A carbonate replacement system next to the 8.2Moz resource opens a 40m-wide drill target
Lode Resources (ASX:LDR) has done something genuinely interesting at its Montezuma project in Tasmania. A deep diamond hole drilled to test the existing silver-antimony lode at depth instead intersected an entirely different style of mineralisation sitting right next door. Drill hole MZS42 returned 6.40m at 6.2% zinc, 1.5% lead, 0.1% antimony and 43g/t silver from 267m down hole.
Those are not small numbers. In zinc terms, that grade compares favourably with what MMG pulls out of the Rosebery and Hercules mines just up the road, both of which have been producing for decades. The discovery is a different beast to the steeply dipping fissure-vein lode that hosts Montezuma’s existing 8.2Moz silver-equivalent resource.
Critically, the silver-zinc intercept looks like a carbonate replacement system, the same style of mineralisation that hosts the nearby Renison tin mine. That matters because replacement systems can host much wider tonnages than fissure veins. The Maestries carbonate conglomerate at Montezuma is about 40m wide and is now a drill target along its full thickness at depth.
Why a single drill hole just reshaped the Montezuma growth story
Until MZS42, Montezuma was a one-system project. A high-grade silver-antimony lode sitting along the Montezuma fault, open in all directions, with a maiden JORC resource of 480kt at 533g/t AgEq for 8.2Moz silver equivalent. That alone was a credible base.
The MZS42 result adds a second, geologically distinct, target adjacent to the first. And because future drilling from the east will pass through both the existing lode and the new silver-zinc system in a single hole, every metre of drill core now does double duty.
For a small explorer, drilling efficiency is rarely a footnote. More mineralised tonnes per vertical metre means lower cost per ounce defined. That changes the unit economics of the next resource expansion campaign before a single new hole is drilled.
The Tasmania address is doing real analytical work here
The Montezuma tenements sit inside Tasmania’s West Coast Mining Province, surrounded by Rosebery, Hercules, Renison, Mt Lyell and Henty. That cluster of producing or recently producing mines is not a coincidence of geology, it reflects a region with infrastructure, skilled labour and clear permitting pathways.
Montezuma is also Tasmania’s only antimony project, and antimony remains on every western critical minerals list following China’s 2024 export curbs. Even with China’s November 2025 suspension of those controls, the underlying supply concentration has not changed.

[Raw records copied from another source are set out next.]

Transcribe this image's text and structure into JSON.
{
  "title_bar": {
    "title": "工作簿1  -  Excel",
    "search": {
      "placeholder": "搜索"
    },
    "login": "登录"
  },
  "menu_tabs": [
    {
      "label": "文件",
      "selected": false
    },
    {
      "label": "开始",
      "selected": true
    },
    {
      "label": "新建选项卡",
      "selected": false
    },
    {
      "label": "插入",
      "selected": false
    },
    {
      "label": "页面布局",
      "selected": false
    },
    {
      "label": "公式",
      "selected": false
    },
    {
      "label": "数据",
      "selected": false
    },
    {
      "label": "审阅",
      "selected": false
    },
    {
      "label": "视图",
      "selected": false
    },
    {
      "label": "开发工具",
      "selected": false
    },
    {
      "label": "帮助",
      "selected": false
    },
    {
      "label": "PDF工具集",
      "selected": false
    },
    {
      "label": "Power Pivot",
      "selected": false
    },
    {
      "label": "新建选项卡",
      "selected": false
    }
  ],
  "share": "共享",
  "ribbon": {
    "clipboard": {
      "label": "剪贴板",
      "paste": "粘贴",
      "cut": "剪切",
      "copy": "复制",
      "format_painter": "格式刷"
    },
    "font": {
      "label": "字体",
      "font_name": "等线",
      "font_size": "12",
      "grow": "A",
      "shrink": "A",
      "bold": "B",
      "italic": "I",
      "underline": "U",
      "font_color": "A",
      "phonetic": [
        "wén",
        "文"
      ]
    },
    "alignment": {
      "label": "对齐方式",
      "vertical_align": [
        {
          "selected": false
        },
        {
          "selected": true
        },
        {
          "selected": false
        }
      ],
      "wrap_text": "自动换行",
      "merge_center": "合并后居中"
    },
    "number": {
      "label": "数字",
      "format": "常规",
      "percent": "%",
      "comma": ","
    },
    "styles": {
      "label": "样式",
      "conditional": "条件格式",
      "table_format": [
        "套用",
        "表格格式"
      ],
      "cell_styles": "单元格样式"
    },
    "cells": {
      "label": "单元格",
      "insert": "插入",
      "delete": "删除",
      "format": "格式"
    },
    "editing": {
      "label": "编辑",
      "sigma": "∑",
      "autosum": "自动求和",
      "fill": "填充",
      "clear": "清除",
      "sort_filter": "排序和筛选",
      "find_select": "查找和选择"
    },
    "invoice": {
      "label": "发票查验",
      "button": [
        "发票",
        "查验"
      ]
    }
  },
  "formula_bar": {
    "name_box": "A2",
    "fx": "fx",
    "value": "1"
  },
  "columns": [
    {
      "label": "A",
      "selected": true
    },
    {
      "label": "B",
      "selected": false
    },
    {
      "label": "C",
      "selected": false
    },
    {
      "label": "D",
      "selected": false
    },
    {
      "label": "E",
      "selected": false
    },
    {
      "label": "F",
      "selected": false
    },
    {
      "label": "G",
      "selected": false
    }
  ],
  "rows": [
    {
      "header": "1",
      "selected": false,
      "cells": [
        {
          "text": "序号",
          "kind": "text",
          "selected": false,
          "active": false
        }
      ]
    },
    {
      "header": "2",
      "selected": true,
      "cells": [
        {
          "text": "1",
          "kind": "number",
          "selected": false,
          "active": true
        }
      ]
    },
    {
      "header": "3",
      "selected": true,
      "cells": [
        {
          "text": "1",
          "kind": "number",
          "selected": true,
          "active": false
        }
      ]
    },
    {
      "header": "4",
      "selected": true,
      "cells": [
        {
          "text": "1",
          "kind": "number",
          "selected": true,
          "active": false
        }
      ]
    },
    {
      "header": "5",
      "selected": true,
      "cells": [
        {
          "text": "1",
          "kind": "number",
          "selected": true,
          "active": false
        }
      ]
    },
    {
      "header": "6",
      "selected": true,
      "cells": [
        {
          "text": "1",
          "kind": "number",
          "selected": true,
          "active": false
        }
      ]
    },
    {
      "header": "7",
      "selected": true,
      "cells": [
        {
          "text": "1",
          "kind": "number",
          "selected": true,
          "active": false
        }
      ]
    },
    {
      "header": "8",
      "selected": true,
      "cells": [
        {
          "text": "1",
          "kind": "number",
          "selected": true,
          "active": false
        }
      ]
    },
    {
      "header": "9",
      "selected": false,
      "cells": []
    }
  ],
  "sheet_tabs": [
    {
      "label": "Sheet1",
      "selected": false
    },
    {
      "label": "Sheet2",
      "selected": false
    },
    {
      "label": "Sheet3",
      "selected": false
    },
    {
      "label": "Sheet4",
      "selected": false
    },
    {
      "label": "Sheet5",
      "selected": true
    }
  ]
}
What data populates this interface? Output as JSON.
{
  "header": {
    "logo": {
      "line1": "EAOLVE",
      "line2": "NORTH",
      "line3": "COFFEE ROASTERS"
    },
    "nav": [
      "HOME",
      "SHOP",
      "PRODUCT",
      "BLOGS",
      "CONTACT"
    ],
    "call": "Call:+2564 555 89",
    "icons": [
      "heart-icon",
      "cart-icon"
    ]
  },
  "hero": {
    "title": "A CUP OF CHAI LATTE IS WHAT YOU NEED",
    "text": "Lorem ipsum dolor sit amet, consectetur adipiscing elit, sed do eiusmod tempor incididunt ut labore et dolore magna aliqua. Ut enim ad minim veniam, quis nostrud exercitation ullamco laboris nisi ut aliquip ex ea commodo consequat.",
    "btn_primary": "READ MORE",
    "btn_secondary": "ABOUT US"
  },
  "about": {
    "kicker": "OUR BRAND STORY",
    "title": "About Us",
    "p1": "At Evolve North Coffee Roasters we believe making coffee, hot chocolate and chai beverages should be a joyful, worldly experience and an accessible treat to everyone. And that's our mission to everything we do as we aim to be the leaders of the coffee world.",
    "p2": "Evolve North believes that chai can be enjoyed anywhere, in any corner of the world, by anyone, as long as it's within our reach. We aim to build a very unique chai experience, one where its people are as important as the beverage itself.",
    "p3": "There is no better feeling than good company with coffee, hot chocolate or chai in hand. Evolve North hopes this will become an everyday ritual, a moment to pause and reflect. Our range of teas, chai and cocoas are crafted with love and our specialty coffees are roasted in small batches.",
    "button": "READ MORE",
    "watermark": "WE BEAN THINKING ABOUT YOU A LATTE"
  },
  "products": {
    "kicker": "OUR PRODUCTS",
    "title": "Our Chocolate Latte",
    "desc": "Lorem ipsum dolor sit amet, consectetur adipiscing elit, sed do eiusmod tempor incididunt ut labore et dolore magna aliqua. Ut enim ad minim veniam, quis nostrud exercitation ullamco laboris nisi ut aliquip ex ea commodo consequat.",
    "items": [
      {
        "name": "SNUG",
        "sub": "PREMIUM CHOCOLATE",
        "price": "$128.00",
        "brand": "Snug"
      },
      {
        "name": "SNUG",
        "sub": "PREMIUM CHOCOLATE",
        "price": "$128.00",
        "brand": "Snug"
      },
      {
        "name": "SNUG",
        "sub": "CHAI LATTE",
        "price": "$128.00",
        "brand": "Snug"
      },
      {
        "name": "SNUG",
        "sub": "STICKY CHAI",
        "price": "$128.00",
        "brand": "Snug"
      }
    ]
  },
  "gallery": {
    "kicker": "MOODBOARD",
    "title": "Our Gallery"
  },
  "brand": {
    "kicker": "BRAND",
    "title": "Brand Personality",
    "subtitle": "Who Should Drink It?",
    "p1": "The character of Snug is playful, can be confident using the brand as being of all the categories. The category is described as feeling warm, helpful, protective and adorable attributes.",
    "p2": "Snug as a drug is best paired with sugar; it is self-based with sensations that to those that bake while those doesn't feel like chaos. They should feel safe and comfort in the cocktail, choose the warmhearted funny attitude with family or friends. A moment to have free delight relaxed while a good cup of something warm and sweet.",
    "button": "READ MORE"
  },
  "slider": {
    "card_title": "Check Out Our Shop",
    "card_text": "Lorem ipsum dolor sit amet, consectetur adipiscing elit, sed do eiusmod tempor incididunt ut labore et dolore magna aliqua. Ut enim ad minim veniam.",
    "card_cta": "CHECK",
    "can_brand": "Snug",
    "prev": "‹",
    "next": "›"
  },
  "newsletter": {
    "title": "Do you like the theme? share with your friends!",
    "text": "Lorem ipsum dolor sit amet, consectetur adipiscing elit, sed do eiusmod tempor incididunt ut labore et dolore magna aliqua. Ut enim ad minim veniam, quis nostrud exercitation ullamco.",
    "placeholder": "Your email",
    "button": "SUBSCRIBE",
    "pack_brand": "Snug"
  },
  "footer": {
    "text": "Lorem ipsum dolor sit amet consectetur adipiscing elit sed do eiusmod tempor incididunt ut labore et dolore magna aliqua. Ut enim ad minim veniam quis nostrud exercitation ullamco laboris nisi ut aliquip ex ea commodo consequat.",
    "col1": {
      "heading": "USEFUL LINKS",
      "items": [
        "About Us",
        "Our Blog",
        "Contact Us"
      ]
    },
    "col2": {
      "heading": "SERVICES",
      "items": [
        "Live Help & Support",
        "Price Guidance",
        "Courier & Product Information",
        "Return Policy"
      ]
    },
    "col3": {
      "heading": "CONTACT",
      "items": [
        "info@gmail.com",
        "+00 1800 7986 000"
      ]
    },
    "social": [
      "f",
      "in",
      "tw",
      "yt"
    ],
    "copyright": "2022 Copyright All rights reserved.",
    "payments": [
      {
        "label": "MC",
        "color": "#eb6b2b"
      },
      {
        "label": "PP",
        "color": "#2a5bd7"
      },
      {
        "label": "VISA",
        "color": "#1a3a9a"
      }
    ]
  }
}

Europe in particular remains outside that arrangement.
Our take is that the antimony optionality is what gives Lode Resources a strategic call option that pure silver-zinc juniors lack. The new zinc discovery does not dilute that thesis, it adds a base-metal layer underneath it.
Five funded drill programs in one quarter is a lot of catalyst surface area
Beyond the new Montezuma target, drilling at Fahlore is imminent, with Silver Cliffs and Persic also queued. Granville, Lode’s tin project, has just received approval and starts drilling this month. That is five programs running in parallel across a district-scale position.
The skeptical read is that explorers often spread themselves thin across too many prospects and dilute focus on the one that matters. Worth noting that Lode’s Montezuma resource sits at 8.2Moz AgEq with a scoping study and PFS already underway, which suggests the flagship is not being neglected.
The next test for Lode Resources is conversion. Drill activity needs to translate into either a meaningful resource upgrade at Montezuma or a credible second deposit at one of the satellites within the next 12 months.
The Investors Takeaway for Lode Resources
The MZS42 intercept is a single hole, and we would want to see at least two or three follow-up holes confirm the geometry and continuity of the replacement system before getting carried away. Carbonate replacement deposits can be fat and rich, or they can be narrow and discontinuous. The geology suggests the former, the drilling has not yet proven it.
What investors should weigh is the asymmetry. Lode Resources already has a defined 8.2Moz resource with a development pathway, a critical-minerals tailwind on the antimony side, and now a second mineralisation style sitting metres away from the first. Successful follow-up drilling over the next two quarters could see the resource base expand materially before the PFS is finalised.